Indian philosophy (Sankrit: Darshanas), refer to any of several traditions of philosophical thought that originated in the Indian subcontinent, including Hindu philosophy, Buddhist philosophy, and Jain philosophy (www. en.wikipedia.org, October 20, 2007). Specifically, it denotes the philosophical speculations of all Indian thinkers, ancient or modern, Hindus or non-Hindus, theists or atheists. It is marked by a striking breadth of outlook which only testifies to its unflinching devotion to the search for truth. Though there were many different schools and their views differed sometimes vary widely, yet each school took care to learn the views of all the others and did not come to any conclusions before considering thoroughly what others had to say and how their points could be met.
In India, spirituality is basically tuning one''s mind to consider one''s self and others as different from the gross physical body and the subtle mental body, and to be beyond the limitations of space, time and causation. Philosophy is the theory aspect and religion is the practical aspect of this principle.
The beauty of the Indian philosophy is the grand unification of a Metaphysical God who is the Absolute Reality and the substratum of all existence, and a Personal God who is the basis of all morality, ethics and the inspiration to lead a meaningful life. This grand unification makes the Indian religious temper one of the most tolerant and all consuming of the religions, and also the mother of many religions of the world today (www.geocities.com, October 20, 2007).
Indian thinkers viewed philosophy as a practical necessity that needed to be cultivated in order to understand how life can best be led. It became a custom for Indian writers to explain at the beginning of philosophical works how it serves human ends –purusārtha (Chatterjee and Datta, 1984).
Ancient Indian philosophy can be divided into broad divisions (Radhakrishnan, 1929; Radhakrishnan and Moore, 1967) namely: the Vedic Period (1500 BCE – 600 BCE), the Epic period (600 BCE – 200 AD), the Sutra Period (after 200 AD; "the first centuries of the Christian era") and the Scholastic Period (from the Sutra Period to the 17th century AD).

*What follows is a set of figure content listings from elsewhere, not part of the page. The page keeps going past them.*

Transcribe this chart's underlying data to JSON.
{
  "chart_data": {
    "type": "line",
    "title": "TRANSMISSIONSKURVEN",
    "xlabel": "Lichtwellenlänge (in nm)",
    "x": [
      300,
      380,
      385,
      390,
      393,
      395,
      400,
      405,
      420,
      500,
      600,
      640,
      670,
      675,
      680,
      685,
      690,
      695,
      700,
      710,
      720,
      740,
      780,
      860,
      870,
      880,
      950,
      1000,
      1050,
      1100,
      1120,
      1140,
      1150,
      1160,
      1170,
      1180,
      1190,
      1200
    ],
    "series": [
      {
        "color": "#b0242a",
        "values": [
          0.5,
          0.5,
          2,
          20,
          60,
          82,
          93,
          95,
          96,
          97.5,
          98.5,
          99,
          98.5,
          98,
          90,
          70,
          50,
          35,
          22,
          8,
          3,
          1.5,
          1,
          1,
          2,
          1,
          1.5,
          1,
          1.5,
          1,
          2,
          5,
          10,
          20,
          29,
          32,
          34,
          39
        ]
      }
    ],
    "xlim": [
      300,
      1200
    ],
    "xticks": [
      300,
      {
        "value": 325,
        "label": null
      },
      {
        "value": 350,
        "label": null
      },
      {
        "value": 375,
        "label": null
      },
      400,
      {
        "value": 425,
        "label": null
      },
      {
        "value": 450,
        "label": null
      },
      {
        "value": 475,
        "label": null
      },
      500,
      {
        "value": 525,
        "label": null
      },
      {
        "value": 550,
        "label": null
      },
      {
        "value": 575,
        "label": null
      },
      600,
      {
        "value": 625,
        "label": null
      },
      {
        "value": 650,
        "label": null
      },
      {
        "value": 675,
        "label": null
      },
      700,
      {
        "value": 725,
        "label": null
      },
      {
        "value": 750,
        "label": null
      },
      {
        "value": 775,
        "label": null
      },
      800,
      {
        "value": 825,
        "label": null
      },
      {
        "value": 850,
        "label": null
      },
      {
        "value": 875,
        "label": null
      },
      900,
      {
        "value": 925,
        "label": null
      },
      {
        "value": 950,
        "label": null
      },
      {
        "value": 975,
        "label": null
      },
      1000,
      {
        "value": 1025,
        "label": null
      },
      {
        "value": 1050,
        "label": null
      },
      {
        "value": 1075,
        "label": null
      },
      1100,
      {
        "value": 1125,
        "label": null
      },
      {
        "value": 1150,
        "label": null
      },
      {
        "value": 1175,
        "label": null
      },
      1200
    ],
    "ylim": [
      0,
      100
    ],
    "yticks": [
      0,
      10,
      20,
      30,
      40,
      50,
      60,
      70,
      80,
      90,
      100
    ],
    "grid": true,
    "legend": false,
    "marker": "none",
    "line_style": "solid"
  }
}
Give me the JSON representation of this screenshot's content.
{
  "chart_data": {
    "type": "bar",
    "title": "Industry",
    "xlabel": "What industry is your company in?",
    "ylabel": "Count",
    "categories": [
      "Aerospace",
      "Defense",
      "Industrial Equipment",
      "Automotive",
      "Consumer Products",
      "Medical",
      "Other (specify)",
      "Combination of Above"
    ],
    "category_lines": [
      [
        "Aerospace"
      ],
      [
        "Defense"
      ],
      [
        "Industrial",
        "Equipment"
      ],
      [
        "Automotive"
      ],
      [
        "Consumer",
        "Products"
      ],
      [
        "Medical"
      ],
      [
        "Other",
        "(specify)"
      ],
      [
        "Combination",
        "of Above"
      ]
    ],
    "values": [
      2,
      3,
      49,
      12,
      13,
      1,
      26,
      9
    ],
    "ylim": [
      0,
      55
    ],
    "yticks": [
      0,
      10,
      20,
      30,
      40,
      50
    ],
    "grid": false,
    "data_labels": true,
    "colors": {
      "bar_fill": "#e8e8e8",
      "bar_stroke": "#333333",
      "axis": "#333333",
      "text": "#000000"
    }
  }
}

On the other hand, classical Indian philosophy can be roughly categorized into "orthodox" (astika) schools of Hindu philosophy, and "heterodox" (nāstika) schools that do not accept the authorities of the Vedas ((Chatterjee and Datta, 1984). Many Hindu intellectual traditions were codified during the medieval period of Brahmanic-Sanskritic scholasticism into a standard list of six orthodox (astika) schools (darshanas), the "Six Philosophies" (sad-darśana), which cite Vedic authority as their source (Flood, 1996; Chatterjee and Datta, 1984 ; and Michaels, 2004) were: Nyaya- the school of logic, Vaisheshika- the atomist school, Samkhya- the enumeration school, Yoga- the school of Patanjali (which assumes the metaphysics of Samkhya), Purva Mimamsa (or simply Mimamsa)- the tradition of Vedic exegesis, with emphasis on Vedic ritual, and Vedanta (also called Uttara Mimamsa)- the Upanishadic tradition, with emphasis on Vedic philosophy.
In the end, it is worth noting that the advent of colonialism had the effect of throwing back the development of Indian philosophy. On the whole, the progress of philosophy in the 18th and 19th centuries was not noteworthy, and lagged behind the development of social and political awareness, linked to the national awakening and the commencement of the struggle for national liberation. The dominant influence in the newly founded universities was, naturally, the empiricist, utilitarian, and agnostic philosophies imported from England, along with other products of Victorian Britain. There were reactions ainst, usually of a conservative-mystical character like the Brahmo (Brahma) Samaj movement founded by Rammohan Ray and, toward the later decades of the century, the great saint Ramakrishna Paramahamsa of Calcutta (www.marxist.com, October 20, 2007).